Unionized Mack Trucks workers on Nov. 15 overwhelmingly ratified a new five-year collective bargaining agreement after more than five weeks on strike.
UAW Workers Ratify Mack 5-Year Agreement
Unionized Mack Trucks workers on Nov. 15 ratified a new five-year collective bargaining agreement after more than five weeks on strike.

A Mack MD7 on the assembly line at the Macungie, Pennsylania, plant, taken before UAW workers went on strike.
Photo: Mack Trucks
According to the United Auto Workers, after 39 days on strike, UAW members at Mack Trucks voted by 93% to ratify their new contract "with significant local improvements."
The master agreement is the same tentative agreement that workers rejected in early October, triggering the strike action. The agreement covers about 3,900 employees at Mack production facilities in Macungie (Lehigh Valley), Pennsylvania; Middletown, Pennsylvania; Hagerstown, Maryland; Baltimore, Maryland, and Jacksonville, Florida.
“The new agreement guarantees significant wage growth and delivers excellent benefits for our employees and their families,” said Mack President Stephen Roy in a news release announcing the ratification. “At the same time, it will safeguard our competitiveness and allow us to continue making the necessary investments in our people, plants and products.”
‘Last Best and Final Offer’
The UAW has been on strike at Mack facilities since Oct. 9 after 73% of members voted against ratification of a new five-year collective bargaining agreement that had been reached between Mack and the union’s negotiating team.
The two sides made little to no progress on the master agreement since the tentative contract was rejected.
On Nov. 7, UAW reported that its bargaining committee met with Mack to continue negotiations, but it said those negotiations had gone nowhere and that Mack told union negotiators that the Oct. 1 master agreement offer made by the company was their “last best and final offer.”

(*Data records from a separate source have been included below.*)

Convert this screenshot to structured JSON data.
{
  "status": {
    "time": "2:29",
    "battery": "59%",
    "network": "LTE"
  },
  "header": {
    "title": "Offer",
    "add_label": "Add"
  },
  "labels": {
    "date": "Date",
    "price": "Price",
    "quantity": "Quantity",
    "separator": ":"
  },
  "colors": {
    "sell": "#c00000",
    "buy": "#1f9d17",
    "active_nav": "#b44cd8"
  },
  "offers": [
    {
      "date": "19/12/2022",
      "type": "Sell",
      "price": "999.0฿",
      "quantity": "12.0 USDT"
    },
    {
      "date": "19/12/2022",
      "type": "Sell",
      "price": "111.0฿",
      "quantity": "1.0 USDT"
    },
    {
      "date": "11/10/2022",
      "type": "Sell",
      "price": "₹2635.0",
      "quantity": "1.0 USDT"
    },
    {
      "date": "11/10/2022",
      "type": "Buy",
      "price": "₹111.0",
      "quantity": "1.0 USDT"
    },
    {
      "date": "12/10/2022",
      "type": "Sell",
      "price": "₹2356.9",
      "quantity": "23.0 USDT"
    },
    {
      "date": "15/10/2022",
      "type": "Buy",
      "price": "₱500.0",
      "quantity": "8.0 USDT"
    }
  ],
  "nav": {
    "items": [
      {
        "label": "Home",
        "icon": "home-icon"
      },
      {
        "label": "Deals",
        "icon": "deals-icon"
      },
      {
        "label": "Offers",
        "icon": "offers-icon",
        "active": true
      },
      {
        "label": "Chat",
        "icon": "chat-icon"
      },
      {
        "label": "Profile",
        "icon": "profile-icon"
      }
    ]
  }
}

According to published reports, Local Union 677 leaders sent a letter to UAW members that negotiations were over and the company would start hiring replacement workers to restart production at the Macungie facility if the deal were not ratified.
During the strike, Mack has been using about 500 non-union workers at its Hagerstown plant helping the company maintain support for the New River Valley plant. This group consists of non-union employees from Hagerstown and volunteers from other Volvo Group sites, as well as personnel from dealers, suppliers and a staffing service, the company explained on its UAW update website.
“Hagerstown supplies powertrains to other Volvo Group sites. We’re committed to protecting our business, and to minimizing the impact of the strike on our Volvo Trucks customers and fellow Volvo Group colleagues, as much as we can,” Mack said.
Why Was the Deal Initially Rejected?
“After almost two decades of concessionary contracts, the members are ready to make up lost ground,” said the UAW in a Mack negotiations update on Oct. 20.
In an Oct. 26 update, UAW said the two most important issues from the members were an increase in general wages and reinstating cost of living increases (aka COLA) back into the master agreement, which had been frozen in 2012.
According to Mack, the tentative agreement employees were voting on “includes the strong wage and benefit package the company offered at the master contract level and tentatively agreed to by the parties on Oct. 1, as well as a number of revised terms negotiated with the UAW on local agreements impacting LVO, Hagerstown, Baltimore and Jacksonville.”
Mack has said the tentative agreement that previously was agreed to by UAW negotiators would deliver a 10% general wage increase in year one for all employees, and a compounded 20% general wage increase over five years. It would also eliminate one wage progression step, giving all employees a faster path to full pay, and health insurance premiums would not increase through the term of the contract.